How David Beats Goliath

You’ve guessed it; through more effort, and harder work. This is an excellent article by the renowned Malcolm Gladwell, on how underdogs win through unusual tactics, higher levels of fitness and above all, sheer effort. It uses numerous examples of this, from how a small-time Junior basketball team consistently defeated top teams, to Bedouin techniques in warfare, and even the use of cold, artificial intelligence in planning attacking strategies. I’ve included a key passage below:

David’s victory over Goliath, in the Biblical account, is held to be an anomaly. It was not. Davids win all the time. The political scientist Ivan Arreguín-Toft recently looked at every war fought in the past two hundred years between strong and weak combatants. The Goliaths, he found, won in 71.5 per cent of the cases. That is a remarkable fact. Arreguín-Toft was analyzing conflicts in which one side was at least ten times as powerful—in terms of armed might and population—as its opponent, and even in those lopsided contests the underdog won almost a third of the time.

In the Biblical story of David and Goliath, David initially put on a coat of mail and a brass helmet and girded himself with a sword: he prepared to wage a conventional battle of swords against Goliath.

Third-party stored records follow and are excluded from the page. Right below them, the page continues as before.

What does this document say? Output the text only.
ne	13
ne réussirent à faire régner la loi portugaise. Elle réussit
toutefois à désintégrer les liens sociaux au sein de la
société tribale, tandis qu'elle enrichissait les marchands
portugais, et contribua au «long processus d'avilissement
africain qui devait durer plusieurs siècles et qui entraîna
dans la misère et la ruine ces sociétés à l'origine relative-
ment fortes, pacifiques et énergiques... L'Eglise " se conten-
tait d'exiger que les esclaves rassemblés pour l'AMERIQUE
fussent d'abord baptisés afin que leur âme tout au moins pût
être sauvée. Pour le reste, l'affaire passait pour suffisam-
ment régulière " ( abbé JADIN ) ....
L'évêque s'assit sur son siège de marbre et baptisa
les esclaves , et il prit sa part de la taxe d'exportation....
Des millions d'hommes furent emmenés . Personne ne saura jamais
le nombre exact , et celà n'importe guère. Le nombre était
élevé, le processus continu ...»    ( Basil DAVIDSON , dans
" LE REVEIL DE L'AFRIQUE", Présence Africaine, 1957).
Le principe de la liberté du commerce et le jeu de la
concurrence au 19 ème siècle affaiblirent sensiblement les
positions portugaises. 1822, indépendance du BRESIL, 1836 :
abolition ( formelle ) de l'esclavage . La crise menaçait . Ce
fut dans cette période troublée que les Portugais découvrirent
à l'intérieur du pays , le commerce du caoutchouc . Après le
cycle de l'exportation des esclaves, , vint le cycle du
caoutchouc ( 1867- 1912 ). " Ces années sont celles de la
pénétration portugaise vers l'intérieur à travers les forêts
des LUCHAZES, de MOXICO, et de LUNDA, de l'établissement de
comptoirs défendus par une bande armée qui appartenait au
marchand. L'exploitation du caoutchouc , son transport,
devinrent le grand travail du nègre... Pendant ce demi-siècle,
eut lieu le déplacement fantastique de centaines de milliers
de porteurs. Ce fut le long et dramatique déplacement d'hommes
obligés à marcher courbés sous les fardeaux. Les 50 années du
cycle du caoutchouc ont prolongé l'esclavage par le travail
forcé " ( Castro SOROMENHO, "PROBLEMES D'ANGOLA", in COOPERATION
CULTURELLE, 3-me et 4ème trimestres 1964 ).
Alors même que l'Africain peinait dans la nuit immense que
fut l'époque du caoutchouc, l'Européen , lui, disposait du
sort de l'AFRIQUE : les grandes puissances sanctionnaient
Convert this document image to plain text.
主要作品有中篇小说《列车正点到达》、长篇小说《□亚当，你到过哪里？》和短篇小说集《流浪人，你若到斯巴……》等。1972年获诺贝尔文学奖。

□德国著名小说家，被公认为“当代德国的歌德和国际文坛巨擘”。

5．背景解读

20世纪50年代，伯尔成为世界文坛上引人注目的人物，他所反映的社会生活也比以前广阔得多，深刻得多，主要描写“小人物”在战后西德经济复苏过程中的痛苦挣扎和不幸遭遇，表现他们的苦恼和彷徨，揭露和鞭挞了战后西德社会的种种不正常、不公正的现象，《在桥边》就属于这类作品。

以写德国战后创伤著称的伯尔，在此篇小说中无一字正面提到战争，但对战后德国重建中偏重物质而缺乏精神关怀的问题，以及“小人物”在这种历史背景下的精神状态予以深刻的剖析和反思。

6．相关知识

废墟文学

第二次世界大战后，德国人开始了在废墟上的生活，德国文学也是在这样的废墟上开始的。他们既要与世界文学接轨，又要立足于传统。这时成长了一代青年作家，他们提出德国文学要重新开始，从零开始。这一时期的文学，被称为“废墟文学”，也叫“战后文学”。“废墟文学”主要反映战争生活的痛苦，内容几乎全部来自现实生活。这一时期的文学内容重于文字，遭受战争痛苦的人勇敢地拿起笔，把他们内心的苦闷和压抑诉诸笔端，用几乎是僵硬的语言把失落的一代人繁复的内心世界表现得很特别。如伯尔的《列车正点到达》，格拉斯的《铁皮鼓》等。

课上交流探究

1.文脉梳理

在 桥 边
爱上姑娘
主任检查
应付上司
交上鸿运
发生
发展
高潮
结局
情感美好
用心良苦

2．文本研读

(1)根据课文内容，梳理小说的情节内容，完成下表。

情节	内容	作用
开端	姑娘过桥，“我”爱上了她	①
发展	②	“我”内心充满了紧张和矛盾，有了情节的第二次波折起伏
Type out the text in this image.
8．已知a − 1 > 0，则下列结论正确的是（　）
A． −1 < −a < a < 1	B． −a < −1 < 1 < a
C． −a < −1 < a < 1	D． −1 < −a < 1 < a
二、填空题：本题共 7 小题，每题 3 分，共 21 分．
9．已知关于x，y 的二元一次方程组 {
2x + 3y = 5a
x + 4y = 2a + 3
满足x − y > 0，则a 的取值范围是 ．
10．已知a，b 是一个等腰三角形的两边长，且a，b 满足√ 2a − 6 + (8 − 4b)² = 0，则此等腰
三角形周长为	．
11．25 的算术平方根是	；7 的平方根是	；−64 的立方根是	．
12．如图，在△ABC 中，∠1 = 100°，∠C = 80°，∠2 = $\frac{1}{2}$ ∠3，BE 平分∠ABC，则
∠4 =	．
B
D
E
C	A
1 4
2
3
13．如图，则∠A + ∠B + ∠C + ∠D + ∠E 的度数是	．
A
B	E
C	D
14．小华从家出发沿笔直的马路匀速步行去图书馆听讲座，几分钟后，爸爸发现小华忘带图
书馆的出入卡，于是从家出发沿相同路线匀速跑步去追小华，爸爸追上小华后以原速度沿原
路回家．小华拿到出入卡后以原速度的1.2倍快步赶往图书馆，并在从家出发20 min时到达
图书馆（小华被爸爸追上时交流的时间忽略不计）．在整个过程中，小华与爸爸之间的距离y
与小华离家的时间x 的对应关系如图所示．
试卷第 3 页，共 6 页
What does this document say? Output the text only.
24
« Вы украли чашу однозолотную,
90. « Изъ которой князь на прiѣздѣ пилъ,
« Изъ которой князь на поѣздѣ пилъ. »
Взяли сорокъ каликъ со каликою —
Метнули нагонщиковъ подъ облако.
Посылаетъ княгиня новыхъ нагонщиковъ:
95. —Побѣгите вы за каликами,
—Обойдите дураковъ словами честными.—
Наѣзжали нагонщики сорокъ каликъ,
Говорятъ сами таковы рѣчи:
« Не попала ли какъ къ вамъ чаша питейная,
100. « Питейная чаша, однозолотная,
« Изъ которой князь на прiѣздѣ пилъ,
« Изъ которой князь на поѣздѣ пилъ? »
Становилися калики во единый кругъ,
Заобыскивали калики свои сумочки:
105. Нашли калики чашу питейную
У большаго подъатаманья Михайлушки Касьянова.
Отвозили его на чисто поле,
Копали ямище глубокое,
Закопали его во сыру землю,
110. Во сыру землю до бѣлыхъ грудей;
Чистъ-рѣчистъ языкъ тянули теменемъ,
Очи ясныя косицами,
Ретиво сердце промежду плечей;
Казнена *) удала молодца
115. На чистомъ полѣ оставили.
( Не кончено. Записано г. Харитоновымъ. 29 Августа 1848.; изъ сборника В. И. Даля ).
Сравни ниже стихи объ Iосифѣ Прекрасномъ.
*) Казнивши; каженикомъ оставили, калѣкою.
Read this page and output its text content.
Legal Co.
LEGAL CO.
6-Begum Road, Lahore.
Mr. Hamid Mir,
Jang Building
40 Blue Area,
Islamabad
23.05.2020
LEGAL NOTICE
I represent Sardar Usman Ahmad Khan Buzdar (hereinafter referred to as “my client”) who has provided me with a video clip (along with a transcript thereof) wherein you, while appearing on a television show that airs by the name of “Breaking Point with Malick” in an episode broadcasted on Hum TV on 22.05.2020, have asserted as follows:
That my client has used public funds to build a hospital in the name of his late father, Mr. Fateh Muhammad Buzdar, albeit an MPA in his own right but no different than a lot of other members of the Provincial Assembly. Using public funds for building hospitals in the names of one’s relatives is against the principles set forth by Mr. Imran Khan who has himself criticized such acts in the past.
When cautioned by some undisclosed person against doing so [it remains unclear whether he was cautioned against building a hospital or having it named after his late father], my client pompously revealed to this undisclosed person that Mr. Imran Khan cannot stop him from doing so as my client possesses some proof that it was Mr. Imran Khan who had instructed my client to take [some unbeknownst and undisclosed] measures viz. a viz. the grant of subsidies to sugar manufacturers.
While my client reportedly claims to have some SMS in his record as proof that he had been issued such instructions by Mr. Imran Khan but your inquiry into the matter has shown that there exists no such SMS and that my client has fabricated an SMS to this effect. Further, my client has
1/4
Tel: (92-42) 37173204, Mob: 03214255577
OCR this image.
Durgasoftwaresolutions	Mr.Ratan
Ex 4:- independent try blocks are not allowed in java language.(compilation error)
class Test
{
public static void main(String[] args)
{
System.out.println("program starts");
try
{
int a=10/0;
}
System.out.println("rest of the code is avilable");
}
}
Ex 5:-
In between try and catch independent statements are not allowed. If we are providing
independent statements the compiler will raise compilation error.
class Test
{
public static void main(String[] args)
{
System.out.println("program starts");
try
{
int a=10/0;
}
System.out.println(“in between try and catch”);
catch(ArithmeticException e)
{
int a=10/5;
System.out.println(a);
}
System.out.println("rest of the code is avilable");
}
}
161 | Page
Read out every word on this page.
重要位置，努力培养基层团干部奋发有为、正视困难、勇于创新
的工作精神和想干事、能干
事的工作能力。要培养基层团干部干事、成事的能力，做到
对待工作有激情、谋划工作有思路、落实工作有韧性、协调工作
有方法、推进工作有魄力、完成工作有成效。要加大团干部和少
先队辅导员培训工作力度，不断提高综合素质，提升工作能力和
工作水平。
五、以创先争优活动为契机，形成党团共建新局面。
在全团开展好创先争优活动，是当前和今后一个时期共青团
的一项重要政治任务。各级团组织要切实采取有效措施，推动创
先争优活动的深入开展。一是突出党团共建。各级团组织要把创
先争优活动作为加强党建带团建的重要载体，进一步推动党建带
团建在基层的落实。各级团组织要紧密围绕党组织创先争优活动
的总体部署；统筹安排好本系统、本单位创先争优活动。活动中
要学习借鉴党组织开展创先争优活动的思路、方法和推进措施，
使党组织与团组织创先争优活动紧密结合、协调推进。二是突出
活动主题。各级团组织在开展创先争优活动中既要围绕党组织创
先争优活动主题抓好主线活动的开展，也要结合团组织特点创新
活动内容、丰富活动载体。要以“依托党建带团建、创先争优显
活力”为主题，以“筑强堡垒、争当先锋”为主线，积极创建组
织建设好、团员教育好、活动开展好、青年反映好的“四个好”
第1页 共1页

But then he stopped. “I cannot walk in these, for I am unused to it,” he said (in Robert Alter’s translation), and picked up those five smooth stones. What happened, Arreguín-Toft wondered, when the underdogs likewise acknowledged their weakness and chose an unconventional strategy? He went back and re-analyzed his data. In those cases, David’s winning percentage went from 28.5 to 63.6. When underdogs choose not to play by Goliath’s rules, they win, Arreguín-Toft concluded, “even when everything we think we know about power says they shouldn’t.

As described above, the underdog has a highly increased likelihood of winning a battle if they acknowledge their weaknesses. We, in our daily lives, can use the same principles of the underdog to increase our chances of success in whatever we strive for. By doing this, we can work to remove this weakness from ourselves and turn it into a positive attribute. If faced with trying times, know that coming through these obstacles will give you that added experience, that grit to overcome future obstacles.

Another key point made in the above passage (and the article) is the use of unconventional strategy. Playing to your opponents terms will always result in defeat. Go against the norm, and create strategy that is advantageous to your own situation, your own resources. In a broader context, tailor what you do in relation to your needs. Many people follow “tried and tested” routines (both in training and otherwise) that are inconsistent with their own goals. Develop an expertise in your chosen subject area, in order to separate key principles from dogmatic convention, and use this to define your own path.

History favours effort and innovation.

2 thoughts on “How David Beats Goliath

  1. As Thomas Edison famously said: “Success is 10 percent inspiration and 90 percent perspiration”. And so as you rightly say Osman, this involves both effort as well as innovation. Interesting post!

  2. Thanks Atticus, Edison was certainly right! I’ve always enjoyed reading articles by Malcolm Gladwell, I feel that they sometimes beat about the bush, but in this case, the concept is definitely very well explained.